According to the AWI, companies decide independently what to call "humane," and the USDA merely verifies that the company follows its own arbitrary standards. Under such a scheme, a company need not make any actual concessions to animal welfare, yet still receive the USDA "Process Verified" seal for welfare claims and sell this to consumers, AWI said.

The AWI report focuses on claims made by Perdue Farms and Sparboe Farms, poultry companies whose animal care standards maximize productivity and sacrifice the birds' ability to express their natural behaviors as a result of intensive indoor confinement. Americans were shocked last fall when an investigation of Sparboe uncovered the company's deplorable animal welfare practices.

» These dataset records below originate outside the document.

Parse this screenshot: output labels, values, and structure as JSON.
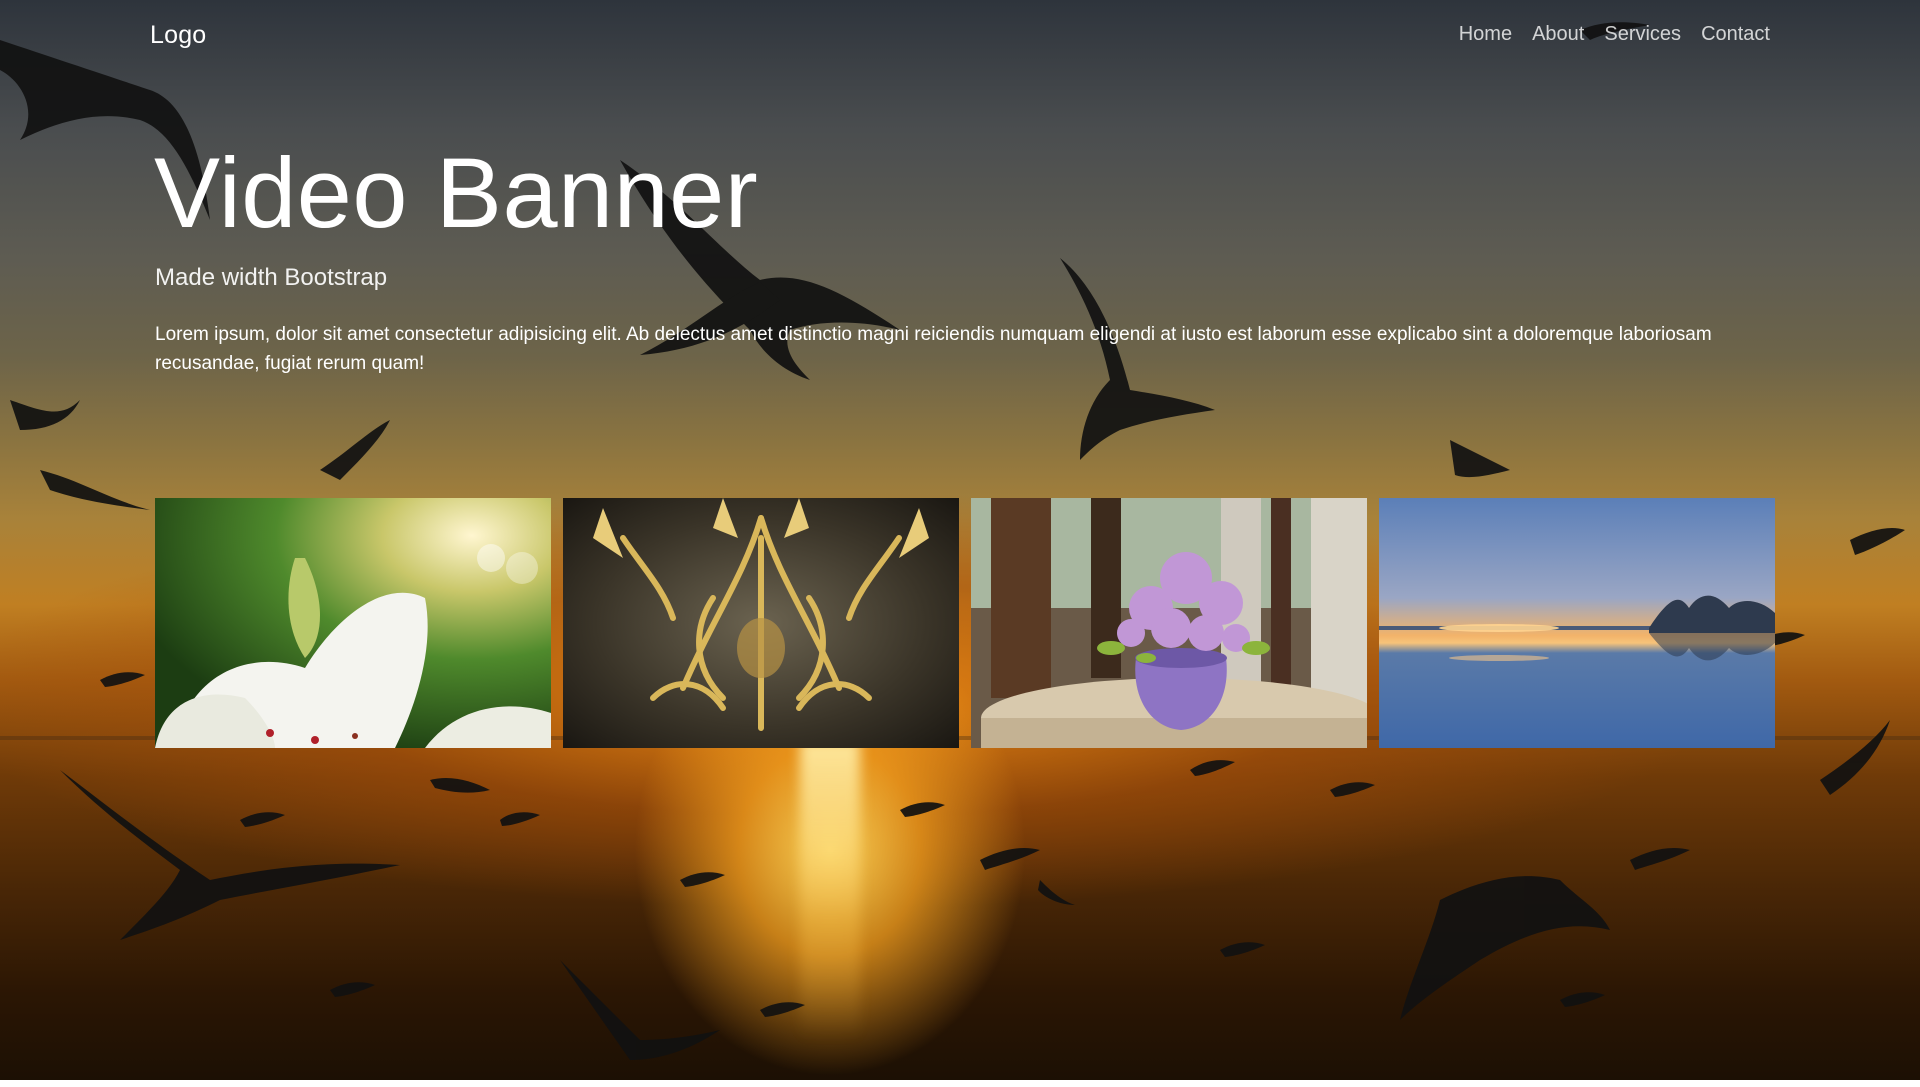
{
  "navbar": {
    "logo": "Logo",
    "links": [
      {
        "label": "Home"
      },
      {
        "label": "About"
      },
      {
        "label": "Services"
      },
      {
        "label": "Contact"
      }
    ]
  },
  "hero": {
    "title": "Video Banner",
    "subtitle": "Made width Bootstrap",
    "text": "Lorem ipsum, dolor sit amet consectetur adipisicing elit. Ab delectus amet distinctio magni reiciendis numquam eligendi at iusto est laborum esse explicabo sint a doloremque laboriosam recusandae, fugiat rerum quam!"
  },
  "gallery": {
    "images": [
      {
        "subject": "white lily"
      },
      {
        "subject": "gold ornate armor"
      },
      {
        "subject": "lilac flowers in vase"
      },
      {
        "subject": "lake at sunset"
      }
    ]
  }
}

Certain large retailers stopped purchasing Sparboe eggs following the investigation, and the FDA cited the company for thirteen serious violations of food safety laws. AWI has learned that these violations were found during FDA audits of Sparboe facilities that occurred within days of PVP audits in which USDA auditors recorded no problems, it claims.

"The American people rely on the federal government to verify the truth and accuracy of the labels on their food," AWI president Cathy Liss said in requesting a review of the program. "The Process Verified Program betrays the public's trust by putting a USDA 'humane' certification on products from animals raised in a manner that no reasonable consumer would consider humane."

Ms Liss added: "Consumers of chicken, beef, pork and eggs cannot easily verify how the animals used to produce these products were treated, and for most, labels are the only source of information about how the animals were raised. The Process Verified Program allows companies to exploit consumers by duping them into believing that animals were treated humanely when in reality they were suffering on factory farms."